動圈式揚聲器非線性參數影響失真之研究

Abstract

早期的研究指出，動圈式揚聲器的非線性失真主要由電磁及機械結構引起，其中磁力系統的力量因子(force factor)和懸吊系統的剛性(stiffness)主導了失真的來源。由於本實驗室並沒有直接量測出非線性參數的儀器，為了實現僅靠測量單體聲壓便能夠得到非線性參數的方法，且縮短得到參數的時間。本研究首先通過建立電-機-聲類比電路之線性系統來模擬揚聲器單體的特性，經過推導整理出類比電路法的數學模型；接著將非線性參數以二次多項式的假設引入模型當中，並使用模擬退火法(simulated annealing)將模型模擬的聲壓與實驗量測到的聲壓不斷進行擬合迭代後，估測出力量因子及剛性之非線性參數的曲線。將模擬與實驗結果進行觀察比較，以確定類比電路法與退火法最佳化之可行性。最後設計並探討非線性參數的曲線形狀對於失真之間的影響。結果顯示當輸入皆為對稱的曲線，並不會產生任何偶次失真分量。而偶次失真將會跟著曲線之頂點偏移的情況出現，且當偏移量變大時，奇次失真變化並不明顯，反之偶次失真則會隨著偏移量變大跟著上升。最後，發現力量因子與剛性曲線之頂點異側偏移的情況，相較於頂點同側偏移，對除了二次互調失真之外的偶次失真皆有明顯的抑制作用。
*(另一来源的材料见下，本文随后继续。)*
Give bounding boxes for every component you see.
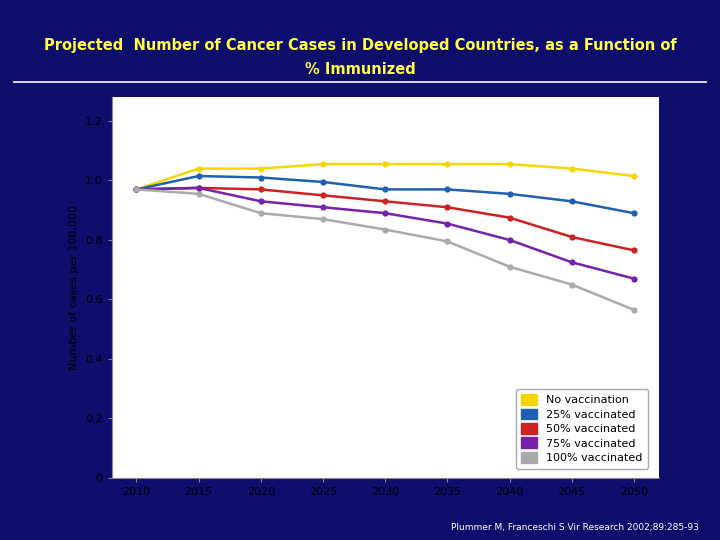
Text: % Immunized: % Immunized xyxy=(305,62,415,77)
Text: Projected  Number of Cancer Cases in Developed Countries, as a Function of: Projected Number of Cancer Cases in Deve… xyxy=(44,38,676,53)
Y-axis label: Number of cases per 100,000: Number of cases per 100,000 xyxy=(69,205,79,370)
Text: Plummer M, Franceschi S Vir Research 2002;89:285-93: Plummer M, Franceschi S Vir Research 200… xyxy=(451,523,698,532)
Legend: No vaccination, 25% vaccinated, 50% vaccinated, 75% vaccinated, 100% vaccinated: No vaccination, 25% vaccinated, 50% vacc… xyxy=(516,389,648,469)
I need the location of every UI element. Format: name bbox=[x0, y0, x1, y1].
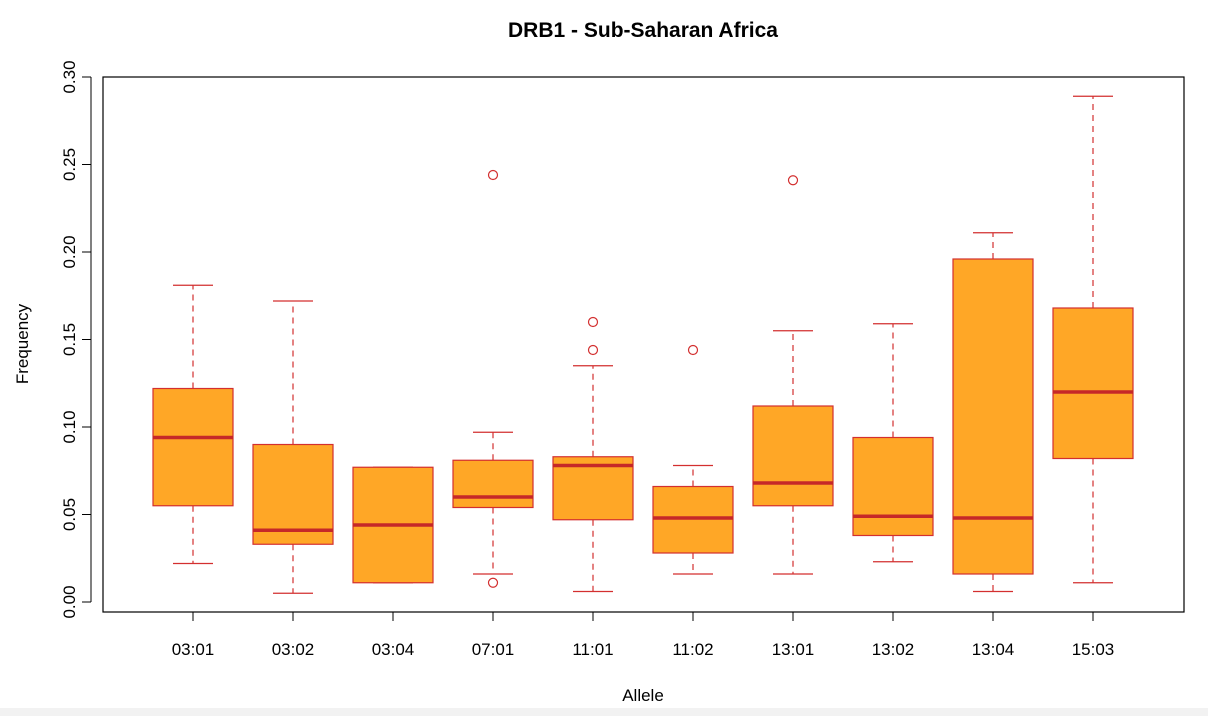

Early research indicated that the nonlinear distortion in dynamic loudspeakers is primarily induced by both electromagnetic and mechanical structural factors, where the force factor of the magnetic system and the stiffness of the suspension system dominate the sources of distortion. Due to the absence of instruments for directly measuring nonlinear parameters in this laboratory, a method was pursued to obtain nonlinear parameters solely through the measurement of monomer sound pressure, with the goal of reducing the time required to obtain these parameters. In this study, a linear system of electrical-mechanical-acoustic analog circuit was first established to simulate the characteristics of the loudspeaker unit. The mathematical model of the analog circuit approach was derived and organized. Subsequently, nonlinear parameters are introduced into the model through the assumption of a quadratic polynomial, and a simulated annealing algorithm is employed to iteratively fit the simulated sound pressure with experimentally measured sound pressure, thereby estimating the curves of the nonlinear parameters of force factor and stiffness. Simulation results were compared with experimental results to determine the feasibility of the analog circuit approach and annealing optimization. Finally, the design and exploration of the curve's shape of the nonlinear parameters and its impact on distortion are conducted. The results revealed that when the inputs are symmetric curves, no even-order distortion components are generated. And even-order distortion will occur in conjunction with the displacement of the curve's vertex. Furthermore, as the displacement becomes larger, the changes in odd-order distortion are not very noticeable, while even-order distortion will increase as the displacement magnitude increases. Finally, under conditions of curve vertex displacement, the study found that when the vertex is offset in the opposite direction, compared to the same-side offset, there is a significant inhibitory effect on even-order distortion components other than second-order intermodulation distortion.